I attached the plan and to add some context, it starts with a Kafka
source followed by a map operation ( parallelism 4). The next map is
the expensive part with a parallelism of 18 which produces a Tuple2
which is used for splitting. Starting here the parallelism is always 2
except the sink with 1. Both resulting streams have two maps, a
filter, one more map and are ending with an
assignTimestampsAndWatermarks. If there is now a small box in the
picture it is a filter operation and otherwise it goes directly to a
keyBy, timewindow and apply operation followed by a sink.
If one task manager contains more sub tasks of the expensive map than
any other task manager, everything later in the stream is running on
the same task manager. If two task manager have the same amount of sub
tasks, the following tasks with a parallelism of 2 are distributed
over the two task manager.
Interesting is also that the task manager have 6 task slots configured
and the expensive part has 6 sub tasks on one task manager but still
everything later in the flow is running on this task manager.

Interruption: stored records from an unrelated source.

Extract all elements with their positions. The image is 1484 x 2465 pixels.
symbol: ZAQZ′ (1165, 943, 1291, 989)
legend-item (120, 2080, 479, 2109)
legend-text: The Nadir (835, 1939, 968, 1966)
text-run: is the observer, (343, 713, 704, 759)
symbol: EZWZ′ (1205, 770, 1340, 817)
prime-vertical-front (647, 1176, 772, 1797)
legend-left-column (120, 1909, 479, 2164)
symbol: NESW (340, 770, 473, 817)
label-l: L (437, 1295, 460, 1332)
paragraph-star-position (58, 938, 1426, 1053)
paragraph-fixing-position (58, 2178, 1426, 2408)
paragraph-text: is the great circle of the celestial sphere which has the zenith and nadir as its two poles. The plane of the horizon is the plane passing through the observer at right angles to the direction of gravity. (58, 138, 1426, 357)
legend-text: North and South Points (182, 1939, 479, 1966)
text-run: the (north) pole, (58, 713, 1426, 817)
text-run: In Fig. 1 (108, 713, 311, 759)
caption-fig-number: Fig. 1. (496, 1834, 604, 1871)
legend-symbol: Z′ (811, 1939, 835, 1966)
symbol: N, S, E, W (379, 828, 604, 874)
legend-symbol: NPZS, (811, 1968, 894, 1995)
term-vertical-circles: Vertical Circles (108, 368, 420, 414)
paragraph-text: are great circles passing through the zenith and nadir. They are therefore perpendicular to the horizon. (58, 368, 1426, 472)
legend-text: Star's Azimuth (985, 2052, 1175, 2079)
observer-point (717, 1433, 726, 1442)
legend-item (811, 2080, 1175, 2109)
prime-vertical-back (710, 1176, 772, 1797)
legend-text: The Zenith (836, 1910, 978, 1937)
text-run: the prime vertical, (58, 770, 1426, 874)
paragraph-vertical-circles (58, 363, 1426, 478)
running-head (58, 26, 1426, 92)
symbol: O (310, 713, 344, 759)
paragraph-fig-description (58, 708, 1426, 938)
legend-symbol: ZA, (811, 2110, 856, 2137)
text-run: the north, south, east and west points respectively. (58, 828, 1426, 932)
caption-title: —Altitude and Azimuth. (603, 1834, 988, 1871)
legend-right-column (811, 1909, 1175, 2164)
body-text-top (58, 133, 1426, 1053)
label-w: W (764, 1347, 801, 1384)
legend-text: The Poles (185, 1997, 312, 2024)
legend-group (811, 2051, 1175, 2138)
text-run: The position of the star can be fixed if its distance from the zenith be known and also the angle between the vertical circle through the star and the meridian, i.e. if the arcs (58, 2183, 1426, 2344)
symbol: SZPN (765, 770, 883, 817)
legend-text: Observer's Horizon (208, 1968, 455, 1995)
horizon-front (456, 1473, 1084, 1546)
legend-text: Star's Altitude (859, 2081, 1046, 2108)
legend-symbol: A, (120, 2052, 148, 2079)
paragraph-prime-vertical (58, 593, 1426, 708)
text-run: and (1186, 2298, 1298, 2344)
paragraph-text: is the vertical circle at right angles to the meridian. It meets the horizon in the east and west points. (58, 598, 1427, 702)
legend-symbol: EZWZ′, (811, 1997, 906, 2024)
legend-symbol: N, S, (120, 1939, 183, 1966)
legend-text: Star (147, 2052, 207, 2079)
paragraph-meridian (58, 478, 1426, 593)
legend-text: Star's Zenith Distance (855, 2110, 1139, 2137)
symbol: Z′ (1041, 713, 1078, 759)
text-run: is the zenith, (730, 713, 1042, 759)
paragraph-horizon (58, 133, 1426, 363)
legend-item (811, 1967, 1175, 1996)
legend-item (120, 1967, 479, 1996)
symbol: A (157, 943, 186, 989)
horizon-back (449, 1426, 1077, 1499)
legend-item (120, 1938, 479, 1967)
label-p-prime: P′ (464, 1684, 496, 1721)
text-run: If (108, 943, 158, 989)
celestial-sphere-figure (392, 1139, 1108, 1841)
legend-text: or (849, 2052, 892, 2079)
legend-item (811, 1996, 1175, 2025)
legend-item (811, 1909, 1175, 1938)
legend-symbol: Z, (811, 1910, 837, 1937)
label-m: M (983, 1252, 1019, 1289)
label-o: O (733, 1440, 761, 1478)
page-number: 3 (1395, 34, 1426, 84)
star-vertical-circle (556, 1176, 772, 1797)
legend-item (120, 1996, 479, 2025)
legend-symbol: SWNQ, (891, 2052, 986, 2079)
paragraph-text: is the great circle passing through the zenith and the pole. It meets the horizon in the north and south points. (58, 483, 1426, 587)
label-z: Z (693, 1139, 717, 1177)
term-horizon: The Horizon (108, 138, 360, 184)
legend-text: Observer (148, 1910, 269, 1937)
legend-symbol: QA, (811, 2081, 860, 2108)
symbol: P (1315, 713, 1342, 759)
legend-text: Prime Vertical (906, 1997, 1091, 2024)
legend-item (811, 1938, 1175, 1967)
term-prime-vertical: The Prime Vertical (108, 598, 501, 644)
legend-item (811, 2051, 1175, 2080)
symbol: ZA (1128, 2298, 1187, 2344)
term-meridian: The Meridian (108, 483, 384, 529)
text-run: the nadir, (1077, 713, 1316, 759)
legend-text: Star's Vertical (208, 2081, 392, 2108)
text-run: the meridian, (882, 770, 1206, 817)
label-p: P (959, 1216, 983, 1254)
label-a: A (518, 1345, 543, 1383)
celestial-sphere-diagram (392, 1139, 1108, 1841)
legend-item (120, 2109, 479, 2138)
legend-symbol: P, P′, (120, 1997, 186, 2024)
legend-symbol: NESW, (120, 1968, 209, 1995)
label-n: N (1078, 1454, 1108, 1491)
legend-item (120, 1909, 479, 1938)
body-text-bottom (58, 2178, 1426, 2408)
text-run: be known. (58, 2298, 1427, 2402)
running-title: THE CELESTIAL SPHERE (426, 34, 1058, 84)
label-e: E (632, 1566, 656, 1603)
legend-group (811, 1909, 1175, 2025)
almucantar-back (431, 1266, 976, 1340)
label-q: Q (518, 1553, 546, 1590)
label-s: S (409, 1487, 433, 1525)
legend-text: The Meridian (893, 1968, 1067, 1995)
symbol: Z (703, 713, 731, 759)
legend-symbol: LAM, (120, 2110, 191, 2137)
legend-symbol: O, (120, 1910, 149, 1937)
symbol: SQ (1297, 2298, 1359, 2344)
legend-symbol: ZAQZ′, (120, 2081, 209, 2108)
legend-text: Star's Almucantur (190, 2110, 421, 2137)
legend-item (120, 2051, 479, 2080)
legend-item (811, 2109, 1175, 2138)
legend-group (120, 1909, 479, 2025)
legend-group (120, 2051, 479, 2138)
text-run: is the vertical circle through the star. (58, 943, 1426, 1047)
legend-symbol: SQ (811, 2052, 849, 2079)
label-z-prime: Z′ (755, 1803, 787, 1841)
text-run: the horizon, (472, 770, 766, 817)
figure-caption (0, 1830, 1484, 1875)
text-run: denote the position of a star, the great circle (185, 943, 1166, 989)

This
also happens if operator chaining is disabled.
On 12.10.2016 17:43, Robert Metzger wrote:
Are you using the DataStream or the DataSet API?
Maybe the operator chaining is causing too many operations to be
"packed" into one task. Check out this documentation page:
You could try to disable chaining completely to see if that resolves
the issue (you'll probably pay for this by having more serialization
overhead and network traffic).
If my suggestions don't help, can you post a screenshot of your job
plan (from the web interface) here, so that we see what operations
you are performing?